Every profession has a language unique to it — words and phrases and even symbols that are unique to it.
Musicians have terms like staccato and use notes as the currency to make up the body of their work.
In baseball, you speak of RBI’s.
Maybe I’m bias, but I love the language of journalism and publishing.
I’m writing this because something funny happened surrounding the language of journalism today to me — twice as a matter of fact — and it struck me that I often forget not everyone speaks this language.
My mother often makes up words I have to translate for friends who don’t understand that something like a “who-fest” is her term for a party.
The running joke is that only my very close friends “speak Judy” (my mother’s name).
Today, in the grocery store picking up milk, I realized I forgot to grab more coffee and darted out of line quickly, telling the cashier “Hang on, Coffee is TK.”
When I returned with my coffee, she had this puzzled look on her face and told me she had no idea what I meant by “TK.” I laughed and asked her “you mean you don’t speak copyrighter?”
So, just for fun, here’s a list of some of my favorite sayings and marks unique to journalism — because it donned on me many of you speak “runner” (as in, while you may giggle when I use the word fartlek, you know what I am referring to at least).
Let’s start with TK, shall we?
TK: Stands for “To come” as in “rest of this story TK” (the K is used instead of the C because very few words use the T and K next to each other and so it looks wrong to your brain, however, a C is easier for your brain to gloss over.

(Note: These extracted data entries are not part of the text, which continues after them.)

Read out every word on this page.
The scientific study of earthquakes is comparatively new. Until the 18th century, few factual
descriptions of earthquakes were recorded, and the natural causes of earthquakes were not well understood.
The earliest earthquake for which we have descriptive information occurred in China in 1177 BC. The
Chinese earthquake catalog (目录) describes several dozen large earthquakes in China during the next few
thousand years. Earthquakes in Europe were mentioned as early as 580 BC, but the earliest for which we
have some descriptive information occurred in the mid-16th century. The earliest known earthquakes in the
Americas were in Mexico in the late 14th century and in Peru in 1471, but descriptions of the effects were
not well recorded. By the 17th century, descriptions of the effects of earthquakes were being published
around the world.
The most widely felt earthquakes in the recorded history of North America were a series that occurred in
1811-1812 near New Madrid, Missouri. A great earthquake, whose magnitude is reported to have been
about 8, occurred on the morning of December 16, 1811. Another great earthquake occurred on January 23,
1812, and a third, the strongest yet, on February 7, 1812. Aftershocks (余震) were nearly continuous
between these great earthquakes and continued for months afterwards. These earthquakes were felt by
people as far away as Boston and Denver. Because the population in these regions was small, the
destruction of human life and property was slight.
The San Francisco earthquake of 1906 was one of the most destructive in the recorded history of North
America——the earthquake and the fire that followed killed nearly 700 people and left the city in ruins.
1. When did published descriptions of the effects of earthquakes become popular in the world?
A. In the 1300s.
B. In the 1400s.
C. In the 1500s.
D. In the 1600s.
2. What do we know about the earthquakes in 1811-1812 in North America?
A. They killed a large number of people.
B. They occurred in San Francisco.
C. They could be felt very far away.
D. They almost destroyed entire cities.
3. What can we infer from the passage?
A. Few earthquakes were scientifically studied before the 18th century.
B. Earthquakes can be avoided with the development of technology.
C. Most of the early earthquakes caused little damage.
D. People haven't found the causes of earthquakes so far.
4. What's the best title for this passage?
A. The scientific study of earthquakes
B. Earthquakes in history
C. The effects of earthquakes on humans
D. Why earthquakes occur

The K stops you.)
Bulldog: The early edition of a newspaper (since most newspapers have several editions)
Cutline: (sounds painful, doesn’t it?) It’s the caption underneath a photo.

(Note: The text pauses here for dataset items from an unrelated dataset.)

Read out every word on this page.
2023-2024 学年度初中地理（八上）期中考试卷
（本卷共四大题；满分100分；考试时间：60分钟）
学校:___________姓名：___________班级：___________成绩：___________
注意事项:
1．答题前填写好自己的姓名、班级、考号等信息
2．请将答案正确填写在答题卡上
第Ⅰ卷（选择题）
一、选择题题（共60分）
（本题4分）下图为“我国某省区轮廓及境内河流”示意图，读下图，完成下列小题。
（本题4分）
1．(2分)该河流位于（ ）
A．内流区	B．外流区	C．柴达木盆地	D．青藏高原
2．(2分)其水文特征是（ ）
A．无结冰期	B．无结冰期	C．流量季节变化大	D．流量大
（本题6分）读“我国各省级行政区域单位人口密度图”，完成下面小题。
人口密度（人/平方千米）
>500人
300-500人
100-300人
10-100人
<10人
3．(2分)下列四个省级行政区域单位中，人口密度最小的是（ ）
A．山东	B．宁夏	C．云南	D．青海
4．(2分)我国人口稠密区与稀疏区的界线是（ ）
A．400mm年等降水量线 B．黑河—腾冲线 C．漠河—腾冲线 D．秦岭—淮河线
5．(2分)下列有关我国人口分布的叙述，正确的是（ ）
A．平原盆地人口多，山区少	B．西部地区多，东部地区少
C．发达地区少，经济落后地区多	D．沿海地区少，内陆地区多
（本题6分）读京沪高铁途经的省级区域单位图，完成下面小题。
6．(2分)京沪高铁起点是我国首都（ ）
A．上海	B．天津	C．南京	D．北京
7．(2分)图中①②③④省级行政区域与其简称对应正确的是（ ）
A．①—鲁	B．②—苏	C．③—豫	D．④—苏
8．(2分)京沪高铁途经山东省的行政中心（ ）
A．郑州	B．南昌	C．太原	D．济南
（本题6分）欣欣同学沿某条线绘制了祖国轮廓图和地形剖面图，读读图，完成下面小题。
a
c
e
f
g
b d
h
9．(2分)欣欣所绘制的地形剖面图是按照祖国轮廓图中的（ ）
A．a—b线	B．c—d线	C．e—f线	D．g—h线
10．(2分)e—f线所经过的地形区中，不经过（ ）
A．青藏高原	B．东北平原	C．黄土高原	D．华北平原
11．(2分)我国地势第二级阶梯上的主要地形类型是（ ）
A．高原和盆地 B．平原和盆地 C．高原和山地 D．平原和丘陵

News hole: the amount of space available in a newspaper for the next day (as opposed to ads)
Put to bed (or closing): when the final work on the pages of an edition is done it and complete
Slug: The working name of the story (usually made up of a topic word and date) many publications have their own formulas for how story slugs should be written
Spike: As a reporter, you NEVER want your story to get spiked or killed. This comes from the days when editors would actually place your typed pages on an actual spike
Budget: The daily or weekly plan for what people are working on for the next edition
There are many, many, many more — but those are my favorites.